Use cases
Common compositions of Voice SDK modules. Each row maps a real workload to the modules that make it possible.
| Use case | Modules |
|---|---|
| Call center AI | Voice Agent + Noise Suppression + Voice Biometrics |
| Meeting transcription | STT + Diarization + Language detection |
| Voice authentication | Voice Biometrics + Speaker ID |
| Podcast / audio cleanup | Noise Suppression |
| Multilingual voice assistant | Voice Agent (full pipeline) |
| Accessibility tools | STT + TTS |
| Speaker analytics | Voice Biometrics + Diarization |
Patterns worth highlighting
Denoise before transcribe
For call-center and field-recorded audio, route through Noise Suppression first — DeepFilterNet3 cleanup measurably improves Whisper accuracy on noisy inputs without changing the rest of the pipeline.
Diarize, then identify
For meeting recordings, run /diarize to get the speaker count and segment timing, then enroll the participants you care about and run /identify against the same recording. This separates who is talking from who that person is — useful when the participant list is partially known.

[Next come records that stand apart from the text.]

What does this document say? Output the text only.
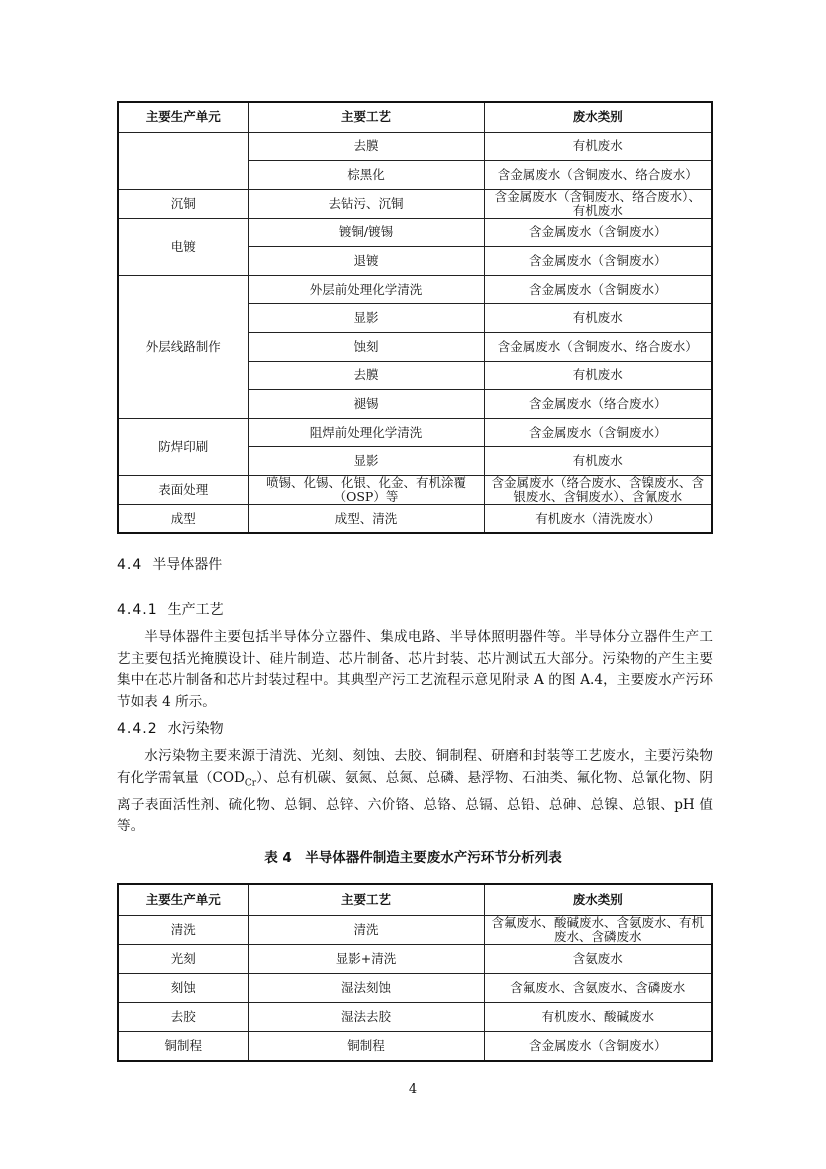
主要生产单元	主要工艺	废水类别
	去膜	有机废水
	棕黑化	含金属废水（含铜废水、络合废水）
沉铜	去钻污、沉铜	含金属废水（含铜废水、络合废水）、有机废水
电镀	镀铜/镀锡	含金属废水（含铜废水）
	退镀	含金属废水（含铜废水）
外层线路制作	外层前处理化学清洗	含金属废水（含铜废水）
	显影	有机废水
	蚀刻	含金属废水（含铜废水、络合废水）
	去膜	有机废水
	褪锡	含金属废水（络合废水）
防焊印刷	阻焊前处理化学清洗	含金属废水（含铜废水）
	显影	有机废水
表面处理	喷锡、化锡、化银、化金、有机涂覆（OSP）等	含金属废水（络合废水、含镍废水、含银废水、含铜废水）、含氰废水
成型	成型、清洗	有机废水（清洗废水）
4.4 半导体器件
4.4.1 生产工艺

半导体器件主要包括半导体分立器件、集成电路、半导体照明器件等。半导体分立器件生产工艺主要包括光掩膜设计、硅片制造、芯片制备、芯片封装、芯片测试五大部分。污染物的产生主要集中在芯片制备和芯片封装过程中。其典型产污工艺流程示意见附录 A 的图 A.4，主要废水产污环节如表 4 所示。

4.4.2 水污染物

水污染物主要来源于清洗、光刻、刻蚀、去胶、铜制程、研磨和封装等工艺废水，主要污染物有化学需氧量$(COD_{Cr})$、总有机碳、氨氮、总氮、总磷、悬浮物、石油类、氟化物、总氰化物、阴离子表面活性剂、硫化物、总铜、总锌、六价铬、总铬、总镉、总铅、总砷、总镍、总银、pH 值等。

表 4　半导体器件制造主要废水产污环节分析列表
主要生产单元	主要工艺	废水类别
清洗	清洗	含氟废水、酸碱废水、含氨废水、有机废水、含磷废水
光刻	显影+清洗	含氨废水
刻蚀	湿法刻蚀	含氟废水、含氨废水、含磷废水
去胶	湿法去胶	有机废水、酸碱废水
铜制程	铜制程	含金属废水（含铜废水）
4
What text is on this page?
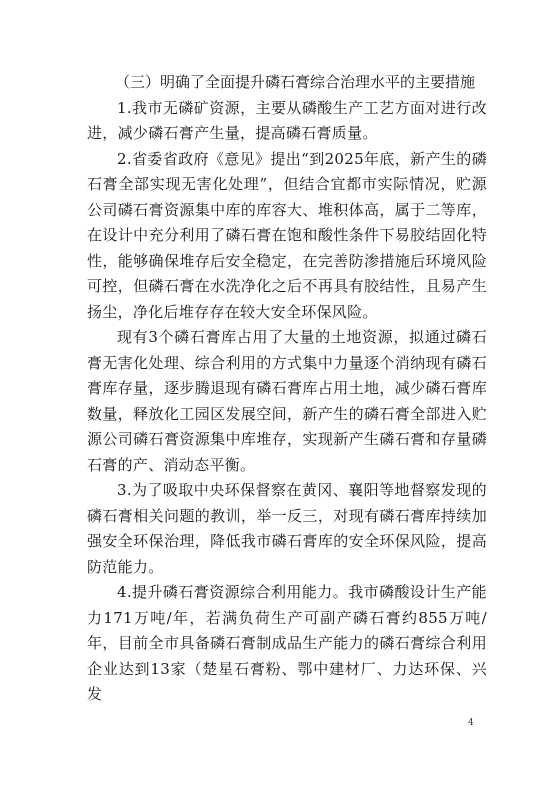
（三）明确了全面提升磷石膏综合治理水平的主要措施

1.我市无磷矿资源，主要从磷酸生产工艺方面对进行改进，减少磷石膏产生量，提高磷石膏质量。

2.省委省政府《意见》提出“到2025年底，新产生的磷石膏全部实现无害化处理”，但结合宜都市实际情况，贮源公司磷石膏资源集中库的库容大、堆积体高，属于二等库，在设计中充分利用了磷石膏在饱和酸性条件下易胶结固化特性，能够确保堆存后安全稳定，在完善防渗措施后环境风险可控，但磷石膏在水洗净化之后不再具有胶结性，且易产生扬尘，净化后堆存存在较大安全环保风险。

现有3个磷石膏库占用了大量的土地资源，拟通过磷石膏无害化处理、综合利用的方式集中力量逐个消纳现有磷石膏库存量，逐步腾退现有磷石膏库占用土地，减少磷石膏库数量，释放化工园区发展空间，新产生的磷石膏全部进入贮源公司磷石膏资源集中库堆存，实现新产生磷石膏和存量磷石膏的产、消动态平衡。

3.为了吸取中央环保督察在黄冈、襄阳等地督察发现的磷石膏相关问题的教训，举一反三，对现有磷石膏库持续加强安全环保治理，降低我市磷石膏库的安全环保风险，提高防范能力。

4.提升磷石膏资源综合利用能力。我市磷酸设计生产能力171万吨/年，若满负荷生产可副产磷石膏约855万吨/年，目前全市具备磷石膏制成品生产能力的磷石膏综合利用企业达到13家（楚星石膏粉、鄂中建材厂、力达环保、兴发

4
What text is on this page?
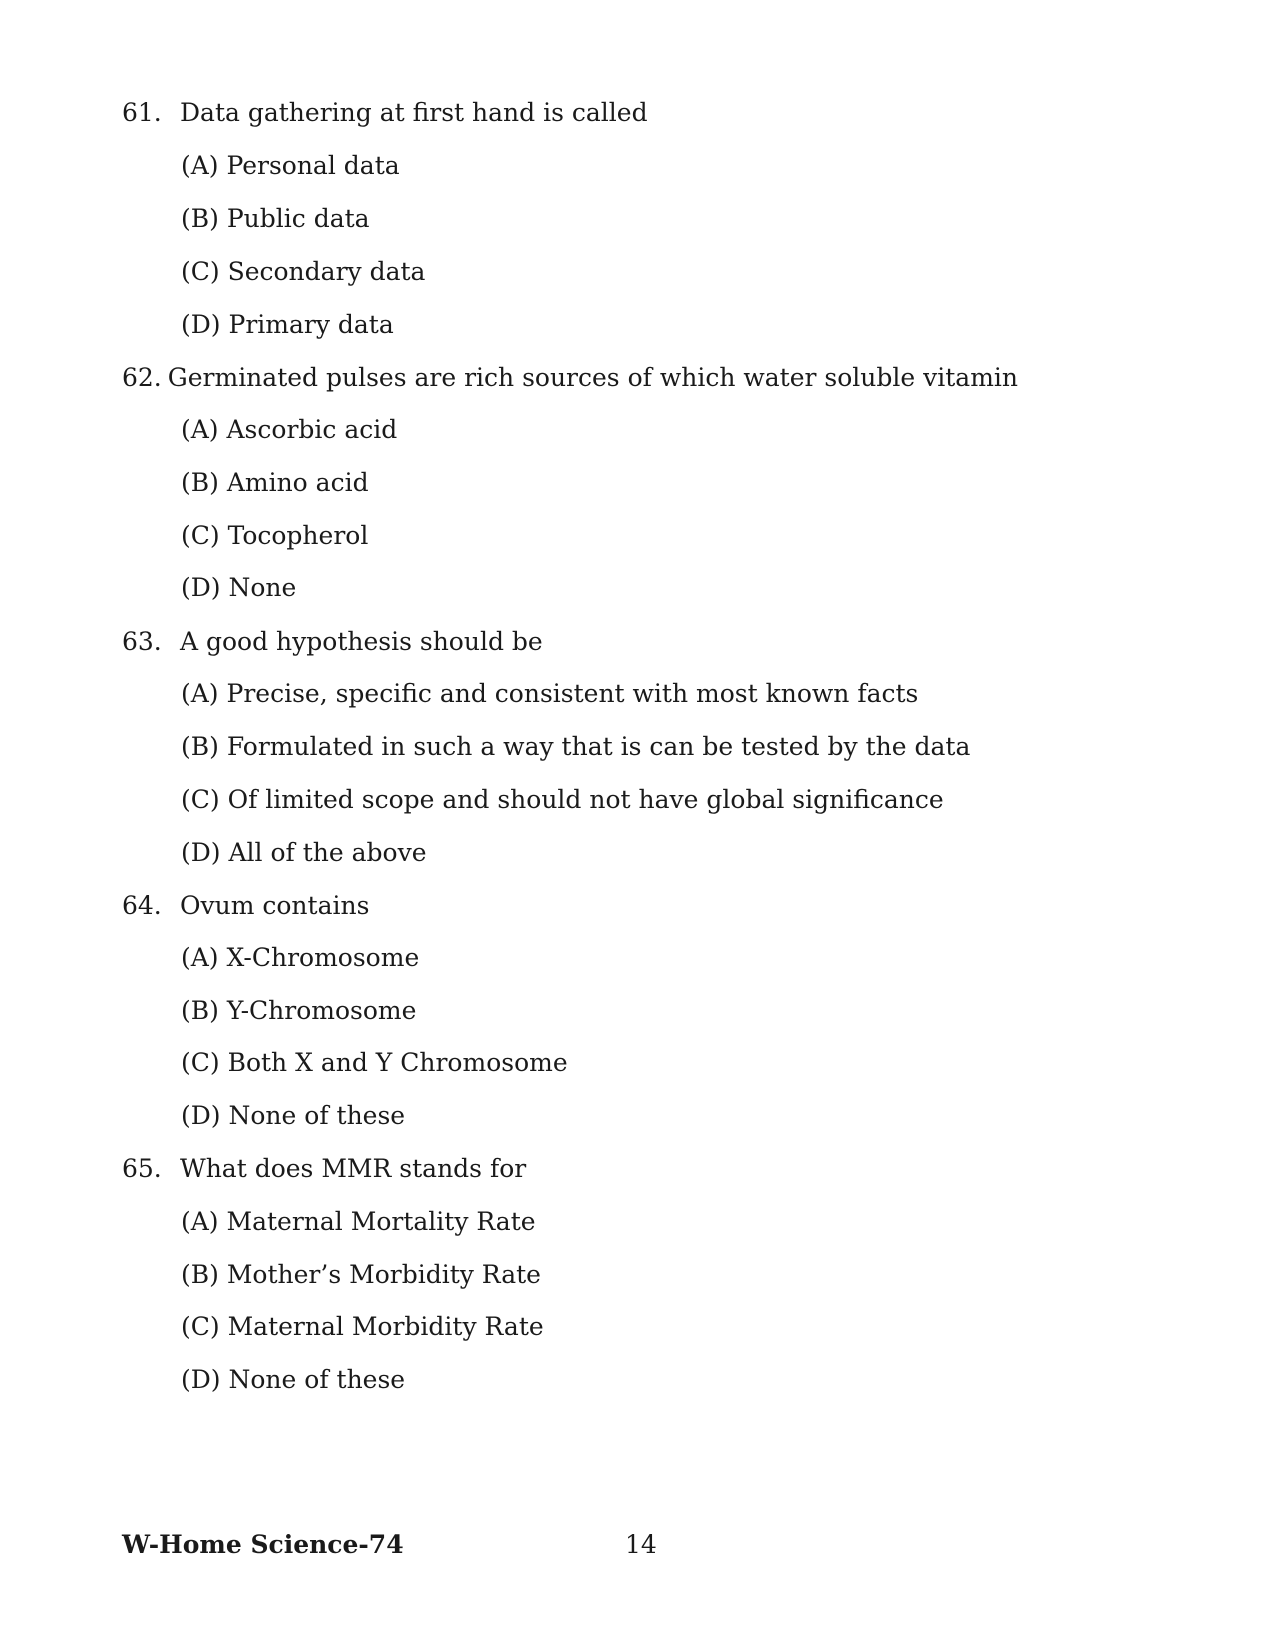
61. Data gathering at first hand is called
(A) Personal data
(B) Public data
(C) Secondary data
(D) Primary data
62. Germinated pulses are rich sources of which water soluble vitamin
(A) Ascorbic acid
(B) Amino acid
(C) Tocopherol
(D) None
63. A good hypothesis should be
(A) Precise, specific and consistent with most known facts
(B) Formulated in such a way that is can be tested by the data
(C) Of limited scope and should not have global significance
(D) All of the above
64. Ovum contains
(A) X-Chromosome
(B) Y-Chromosome
(C) Both X and Y Chromosome
(D) None of these
65. What does MMR stands for
(A) Maternal Mortality Rate
(B) Mother’s Morbidity Rate
(C) Maternal Morbidity Rate
(D) None of these
W-Home Science-74	14
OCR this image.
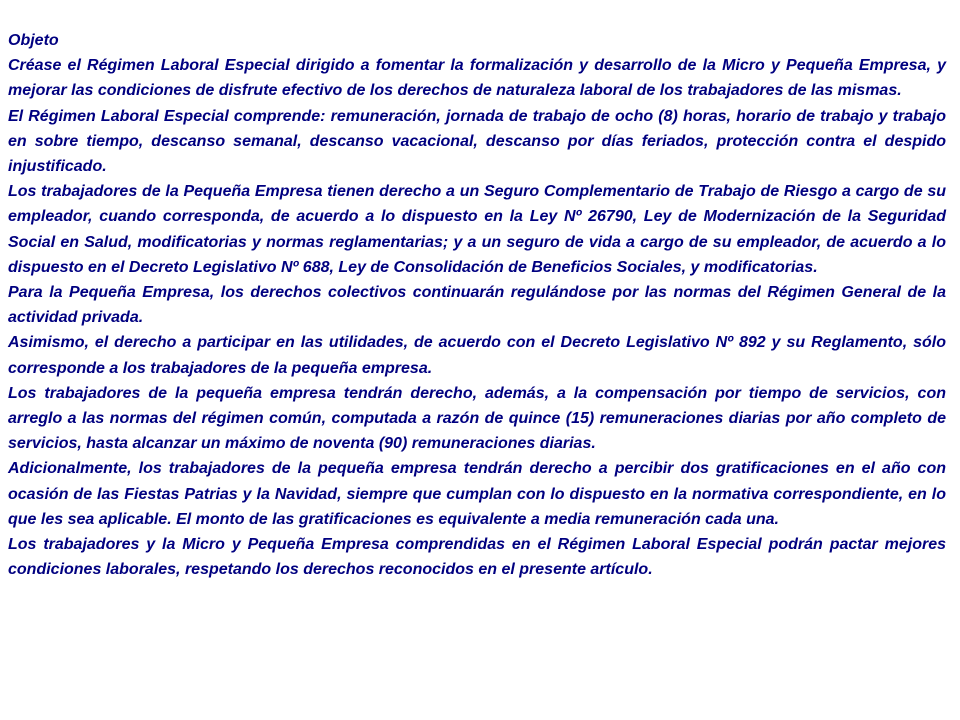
Objeto

Créase el Régimen Laboral Especial dirigido a fomentar la formalización y desarrollo de la Micro y Pequeña Empresa, y mejorar las condiciones de disfrute efectivo de los derechos de naturaleza laboral de los trabajadores de las mismas.

El Régimen Laboral Especial comprende: remuneración, jornada de trabajo de ocho (8) horas, horario de trabajo y trabajo en sobre tiempo, descanso semanal, descanso vacacional, descanso por días feriados, protección contra el despido injustificado.

Los trabajadores de la Pequeña Empresa tienen derecho a un Seguro Complementario de Trabajo de Riesgo a cargo de su empleador, cuando corresponda, de acuerdo a lo dispuesto en la Ley Nº 26790, Ley de Modernización de la Seguridad Social en Salud, modificatorias y normas reglamentarias; y a un seguro de vida a cargo de su empleador, de acuerdo a lo dispuesto en el Decreto Legislativo Nº 688, Ley de Consolidación de Beneficios Sociales, y modificatorias.

Para la Pequeña Empresa, los derechos colectivos continuarán regulándose por las normas del Régimen General de la actividad privada.

Asimismo, el derecho a participar en las utilidades, de acuerdo con el Decreto Legislativo Nº 892 y su Reglamento, sólo corresponde a los trabajadores de la pequeña empresa.

Los trabajadores de la pequeña empresa tendrán derecho, además, a la compensación por tiempo de servicios, con arreglo a las normas del régimen común, computada a razón de quince (15) remuneraciones diarias por año completo de servicios, hasta alcanzar un máximo de noventa (90) remuneraciones diarias.

Adicionalmente, los trabajadores de la pequeña empresa tendrán derecho a percibir dos gratificaciones en el año con ocasión de las Fiestas Patrias y la Navidad, siempre que cumplan con lo dispuesto en la normativa correspondiente, en lo que les sea aplicable. El monto de las gratificaciones es equivalente a media remuneración cada una.

Los trabajadores y la Micro y Pequeña Empresa comprendidas en el Régimen Laboral Especial podrán pactar mejores condiciones laborales, respetando los derechos reconocidos en el presente artículo.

One agent, multiple frontends
A single Voice Agent backend serves React web, iOS/macOS, Flutter, React Native, Android, web embeds, and telephony integrations through LiveKit. Build the conversation logic once; ship it everywhere.
OpenAI client, self-hosted endpoints
Because Speaches exposes OpenAI-compatible STT and TTS endpoints, existing applications can migrate from OpenAI to self-hosted by changing only base_url. No client rewrite required.